Source: https://www.simonandschuster.com/books/The-Economic-Institutions-of-Capitalism/Oliver-E-Williamson/9780684863740

Williamson takes Coase's intuition and turns it into a complete theory.

Contracts are incomplete, people act with opportunism, and some assets are specific enough that you cannot acquire them on the open market without risk.

That is why firms tend to vertically integrate — not just for efficiency, but for protection.

Williamson explains why organisations end up looking the way they do: heavy, hierarchical, full of internal controls.

All of that is a rational response to an environment where coordinating outside is dangerous. Awarded the Nobel Prize in Economics in 2009.

Central argument

Williamson argues that firms exist and take the shape they do because markets fail under specific conditions: when contracts are inevitably incomplete, when parties behave opportunistically, and when certain assets are too relationship-specific to be safely sourced externally. Under these conditions, vertical integration is not empire-building or inefficiency — it is a rational governance choice that minimises transaction costs and protects against hold-up.
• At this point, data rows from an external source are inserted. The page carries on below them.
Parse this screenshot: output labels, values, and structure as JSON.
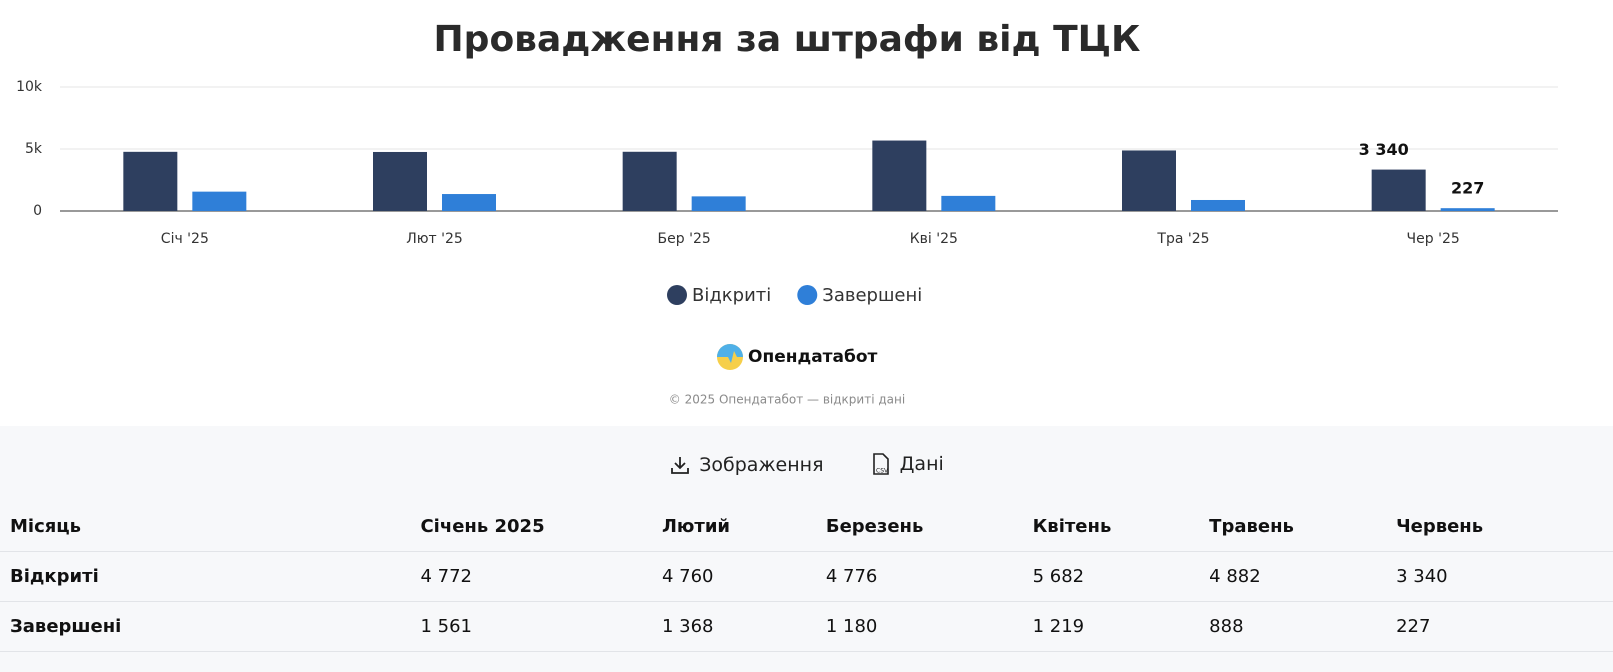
{
  "chart_data": {
    "type": "bar",
    "title": "Провадження за штрафи від ТЦК",
    "categories": [
      "Січ '25",
      "Лют '25",
      "Бер '25",
      "Кві '25",
      "Тра '25",
      "Чер '25"
    ],
    "series": [
      {
        "name": "Відкриті",
        "color": "#2e3f5f",
        "values": [
          4772,
          4760,
          4776,
          5682,
          4882,
          3340
        ],
        "value_labels": [
          null,
          null,
          null,
          null,
          null,
          "3 340"
        ]
      },
      {
        "name": "Завершені",
        "color": "#2f7fd8",
        "values": [
          1561,
          1368,
          1180,
          1219,
          888,
          227
        ],
        "value_labels": [
          null,
          null,
          null,
          null,
          null,
          "227"
        ]
      }
    ],
    "ylim": [
      0,
      10000
    ],
    "yticks": [
      0,
      {
        "value": 5000,
        "label": "5k"
      },
      {
        "value": 10000,
        "label": "10k"
      }
    ],
    "grid": true,
    "legend": "bottom"
  },
  "brand": "Опендатабот",
  "copyright": "© 2025 Опендатабот — відкриті дані",
  "buttons": [
    "Зображення",
    "Дані"
  ],
  "table": {
    "header": [
      "Місяць",
      "Січень 2025",
      "Лютий",
      "Березень",
      "Квітень",
      "Травень",
      "Червень"
    ],
    "rows": [
      [
        "Відкриті",
        "4 772",
        "4 760",
        "4 776",
        "5 682",
        "4 882",
        "3 340"
      ],
      [
        "Завершені",
        "1 561",
        "1 368",
        "1 180",
        "1 219",
        "888",
        "227"
      ]
    ]
  }
}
The theory explains why hierarchies, internal controls, and bureaucratic structures emerge as deliberate responses to the dangers of coordinating through open markets.

Critique

Williamson's framework is almost entirely defensive in its logic — it explains why firms internalise to avoid loss, but it has little to say about how organisations innovate, adapt, or generate new value. By treating opportunism as a baseline assumption of human behaviour, the model can inadvertently naturalise distrust as the foundation of organisational design, which may produce the very rigidity and control overhead it sets out to explain. Critics like Brian Loasby have also noted that the framework underweights the role of capabilities and knowledge — what a firm knows how to do — as an independent driver of boundaries.
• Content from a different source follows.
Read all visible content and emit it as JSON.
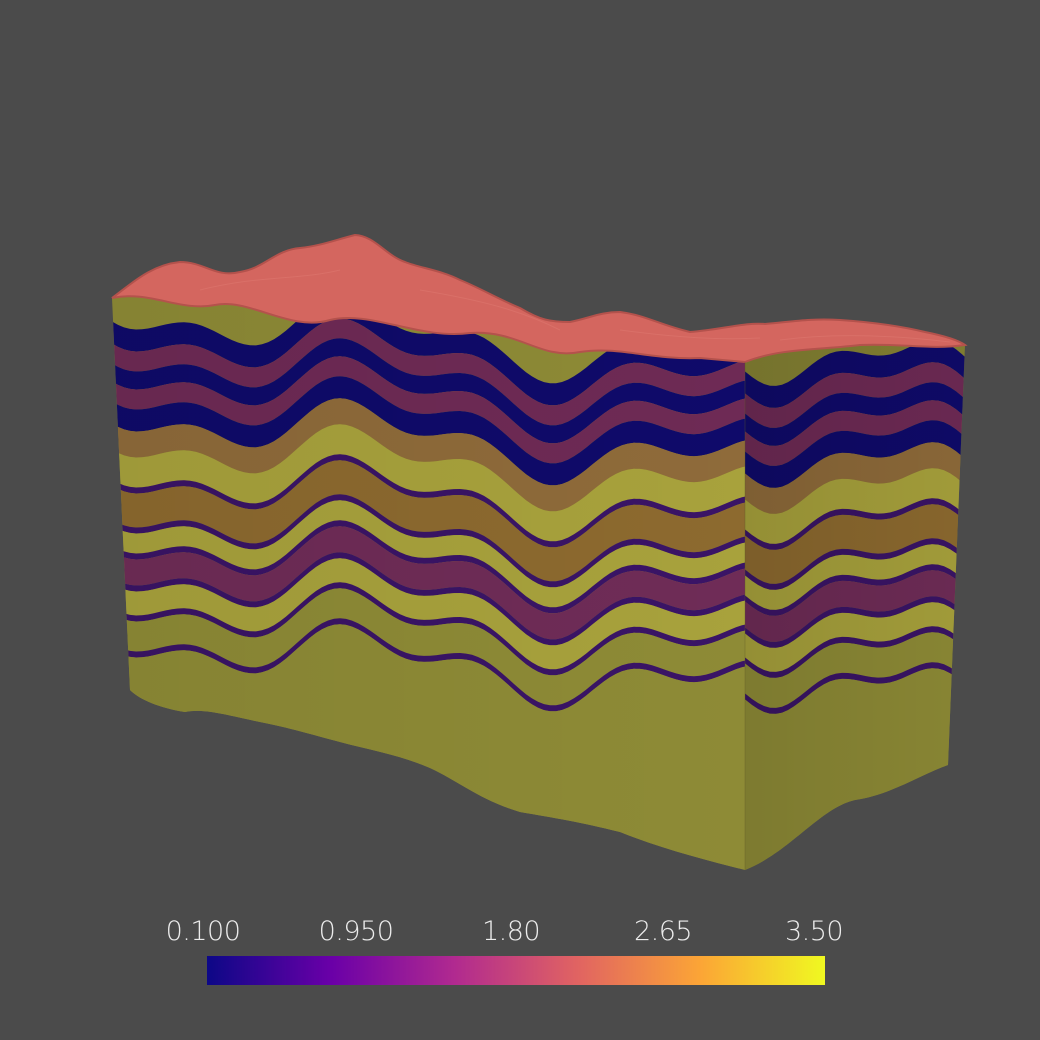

Why it matters for product

For a CPO deciding whether to build a capability in-house, contract it out, or acquire it, Williamson's asset-specificity lens is directly operational: if the capability is deeply embedded in your product context and switching vendors creates dangerous dependency, internalising it is a strategic hedge, not overhead. The framework also reframes platform and API decisions — exposing a core system to external partners is not just a technical choice but a governance risk if the asset underpinning it is specific enough to invite lock-in or opportunistic behaviour. Finally, it helps explain why cross-functional product teams accumulate internal processes and controls that seem bureaucratic: they may be rational responses to coordination risks that purely market-style contracting between teams would expose.